I suspect that for most of us nothing is going to be as scary as the coming election. We are all holding our breaths in anticipation of what is coming next. It’s probably good that there is a way to ease our tensions just a bit whether we join friends in ridiculous outfits, gather with laughing children or just shut ourselves away to escape into a world of zombies or haunted houses. Sometimes we’ve just got to get away and Halloween is the perfect vehicle to distract us from the terrors of reality. Here’s hoping that your own way of enjoying the day is “huge,’


transformationsEllen was an exotic beauty with black hair and deep dark brown eyes that seemed to be flirtatious and mischievous even when she was engaged in a mundane conversation. In her younger days she boasted a perfect hour glass figure but even as she aged and carried extra weight she was still utterly attractive. Her mind was keen and few were ever able to outsmart her. When she smiled she warmed an entire room. People quite naturally loved her. She didn’t have to expend extra energy to entice them but she always did. She was known for her generous spirit and empathy, always the first not just to notice pain and suffering but to respond with kindness. She was a sprite, a free spirit undefined by societal norms. Her confidence was such that she would have treated a famous dignitary exactly the same way that she did a homeless soul. She was one of a kind, a rare individual so blessed with beauty and brains and a bold outlook on life that she stood out even in a crowded room.

Ellen was my mother and she was larger than life in every imaginable way. She was the rock on which the foundation of our family was built, particularly after our father died when she was only thirty years old and we were small children. The trauma of our daddy’s death marked the first time that I saw her flounder. It was frightening for me to watch her grief explode so publicly. For a time she appeared to be a stranger with a faraway look in her eyes. She was not present for anyone. We might have burned down the house and she would barely have noticed. A slow transformation was beginning inside her mind that would alter her. It was not of her own making. It was not who she really was. It was the product of a mental illness that would from time to time overtake her in ways that seemed to destroy her very essence.

At first we barely noticed what was happening. Somehow she willed herself to return to her normal state. She had important work to do. She was now the mother and the father in our family. She had to provide and nurture. She could ill afford to drown in her tears or spend much time in a sorrowful state. She donned a mask that announced to the world that she was back, her old self ready to tackle any challenges that came her way. For a time she did a remarkable job of convincing all of us that her heart was a bit dented but not badly damaged. Still there were signs of her slow deterioration that we did not see. We hardly noticed how easily her feelings were often hurt, something that had not been part of her personality in the past. She appeared to get sick more often, sometimes staying in bed for days. We would see signs that she had been crying but then she would smile to reassure us and we forgot to consider that she might still be in pain. She shouldered so much hurt and responsibility without ever speaking of it. Perhaps we all expected perfection when we should have known that she was only human.
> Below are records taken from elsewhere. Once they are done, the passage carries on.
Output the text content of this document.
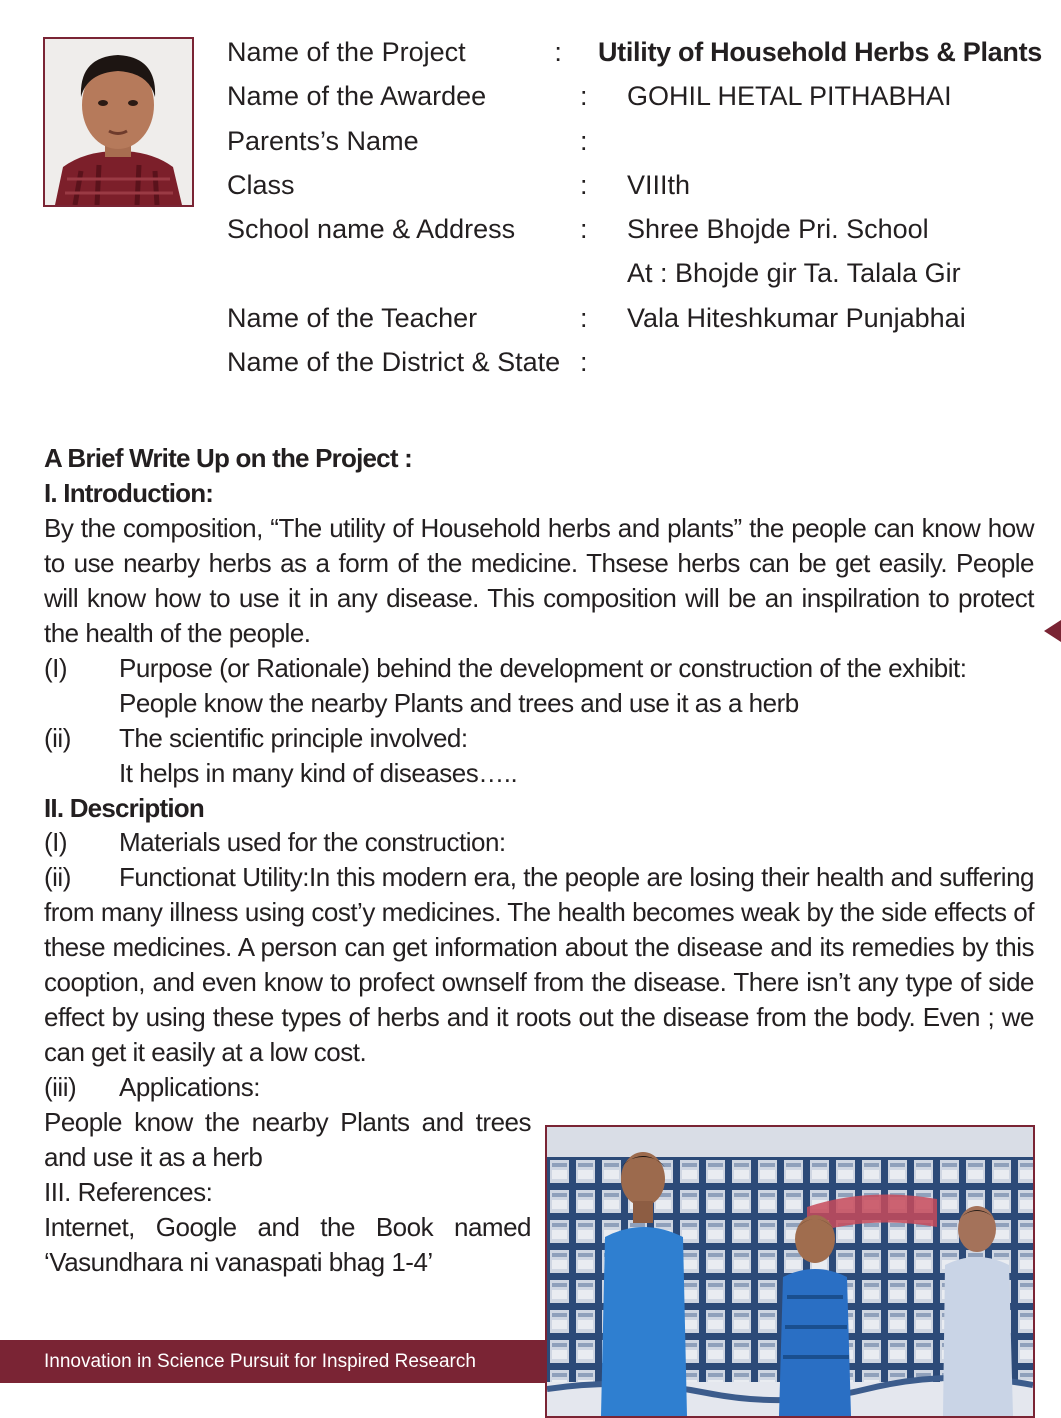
Name of the Project	:	Utility of Household Herbs & Plants
Name of the Awardee	:	GOHIL HETAL PITHABHAI
Parents’s Name	:
Class	:	VIIIth
School name & Address	:	Shree Bhojde Pri. School
At : Bhojde gir Ta. Talala Gir
Name of the Teacher	:	Vala Hiteshkumar Punjabhai
Name of the District & State :
A Brief Write Up on the Project :
I. Introduction:
By the composition, “The utility of Household herbs and plants” the people can know how to use nearby herbs as a form of the medicine. Thsese herbs can be get easily. People will know how to use it in any disease. This composition will be an inspilration to protect the health of the people.
(I)	Purpose (or Rationale) behind the development or construction of the exhibit:
People know the nearby Plants and trees and use it as a herb
(ii)	The scientific principle involved:
It helps in many kind of diseases…..
II. Description
(I)	Materials used for the construction:
(ii) Functionat Utility:In this modern era, the people are losing their health and suffering from many illness using cost’y medicines. The health becomes weak by the side effects of these medicines. A person can get information about the disease and its remedies by this cooption, and even know to profect ownself from the disease. There isn’t any type of side effect by using these types of herbs and it roots out the disease from the body. Even ; we can get it easily at a low cost.
(iii)	Applications:
People know the nearby Plants and trees and use it as a herb
III. References:
Internet, Google and the Book named ‘Vasundhara ni vanaspati bhag 1-4’
Innovation in Science Pursuit for Inspired Research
Ellen attempted to be all things in all situations but the stress ate away at her. She was teaching school, attending college, paying bills, keeping the home in order, caring for her aging mother, and always being a kind of super mom. After ten years of courageous effort her facade cracked wide open and the bipolar disorder that had been smoldering inside her brain became full blown. Her transformation into the world of mental illness was complete and it was as frightening as anything she or we had ever experienced.
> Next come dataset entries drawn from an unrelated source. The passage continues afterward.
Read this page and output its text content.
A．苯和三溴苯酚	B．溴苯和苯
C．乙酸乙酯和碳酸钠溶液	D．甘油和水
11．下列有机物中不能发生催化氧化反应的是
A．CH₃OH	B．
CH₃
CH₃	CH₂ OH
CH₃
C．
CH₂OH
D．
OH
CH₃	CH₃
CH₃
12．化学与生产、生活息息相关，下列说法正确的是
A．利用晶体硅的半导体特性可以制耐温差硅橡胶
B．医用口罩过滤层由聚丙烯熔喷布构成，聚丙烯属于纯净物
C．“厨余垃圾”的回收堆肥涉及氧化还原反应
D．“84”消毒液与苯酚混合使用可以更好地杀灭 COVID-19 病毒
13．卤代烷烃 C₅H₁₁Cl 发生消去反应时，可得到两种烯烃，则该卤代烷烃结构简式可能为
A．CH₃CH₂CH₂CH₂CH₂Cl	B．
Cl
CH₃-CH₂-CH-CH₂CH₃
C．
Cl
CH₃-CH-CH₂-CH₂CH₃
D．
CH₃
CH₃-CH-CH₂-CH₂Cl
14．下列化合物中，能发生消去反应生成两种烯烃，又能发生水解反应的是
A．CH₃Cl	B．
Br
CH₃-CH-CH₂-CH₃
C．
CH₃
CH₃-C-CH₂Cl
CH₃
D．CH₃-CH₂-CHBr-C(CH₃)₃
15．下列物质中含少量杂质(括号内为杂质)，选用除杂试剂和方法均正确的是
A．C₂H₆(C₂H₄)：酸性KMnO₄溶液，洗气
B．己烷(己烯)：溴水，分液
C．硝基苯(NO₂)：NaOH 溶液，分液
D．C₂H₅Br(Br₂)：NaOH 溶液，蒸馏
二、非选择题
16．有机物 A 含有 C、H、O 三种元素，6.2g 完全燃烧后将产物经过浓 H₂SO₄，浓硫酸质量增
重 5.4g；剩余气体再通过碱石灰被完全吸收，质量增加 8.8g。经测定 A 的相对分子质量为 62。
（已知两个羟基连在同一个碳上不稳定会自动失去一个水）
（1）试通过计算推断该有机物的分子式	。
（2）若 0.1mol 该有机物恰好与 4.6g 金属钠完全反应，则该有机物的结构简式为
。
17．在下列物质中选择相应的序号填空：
She closed the windows and the blinds and turned off the air conditioner even though it was the hottest part of the summer. She took to her bed and openly cried almost continuously. She whispered her fears which were paranoid to the extreme. She believed that our family was under attack from a nameless group bound to the idea of ruining us. She was certain that we would be put away into some jail without a trial. She worried that all of the food in her home had been poisoned. Her eyes were dull and darted around the room in fear. Her hands shook continuously and her breathing was labored. She would not eat and could not sleep. She was certain that she was going to die or that she may have already done so. Her dark and tiny world was filled with enemies and intrigue. She trusted no one. She was paralyzed in a state of panic from which she saw no escape. She had been transformed into a stranger who did not resemble my mother in any way.
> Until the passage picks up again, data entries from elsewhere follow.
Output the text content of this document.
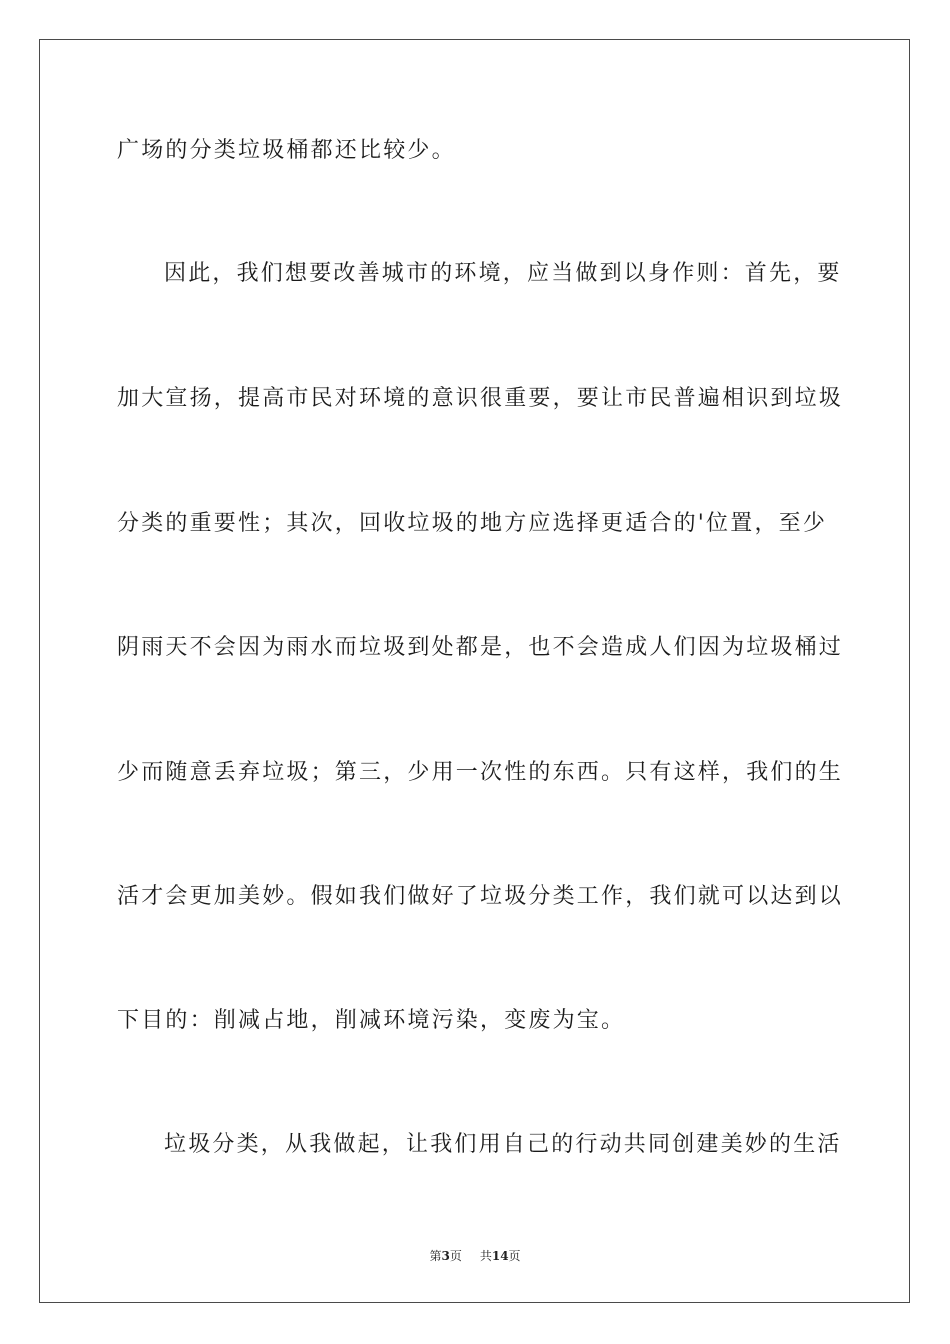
广场的分类垃圾桶都还比较少。
因此，我们想要改善城市的环境，应当做到以身作则：首先，要
加大宣扬，提高市民对环境的意识很重要，要让市民普遍相识到垃圾
分类的重要性；其次，回收垃圾的地方应选择更适合的'位置，至少
阴雨天不会因为雨水而垃圾到处都是，也不会造成人们因为垃圾桶过
少而随意丢弃垃圾；第三，少用一次性的东西。只有这样，我们的生
活才会更加美妙。假如我们做好了垃圾分类工作，我们就可以达到以
下目的：削减占地，削减环境污染，变废为宝。
垃圾分类，从我做起，让我们用自己的行动共同创建美妙的生活
第3页 共14页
I underwent my own transformation in that time. I had to vanquish my youth and accept responsibility for my mother and my younger brothers. I could no longer afford to be shy and backward. I had to quickly learn how to assert myself. I became a voice for our family. I assumed the mantle that had been thrust upon me. It felt uncomfortable and I disliked having to take control of the situation. It meant that I had to make difficult and sometimes unpopular decisions. I had no idea back then that this would become part of my destiny or that my mother would suffer from her disease for the rest of her life. Her illness would become the backdrop for our family for the next forty four years. It never went away and it was painful to watch.

There were moments when my charismatic mother reemerged in all of her glory and magnificence. Those were the best of times but they never lasted for long. Again and again the fearful broken woman would replace her and my brothers and I would battle to save her mind. We settled into a routine of vigilance that mostly worked but each time that we believed the impossible, namely that she was cured, we would be proven wrong. We learned that her illness was chronic and that it could be controlled but only so much. Medications would work for a time and then their effectiveness would lessen or they would produce serious side effects that precluded their use.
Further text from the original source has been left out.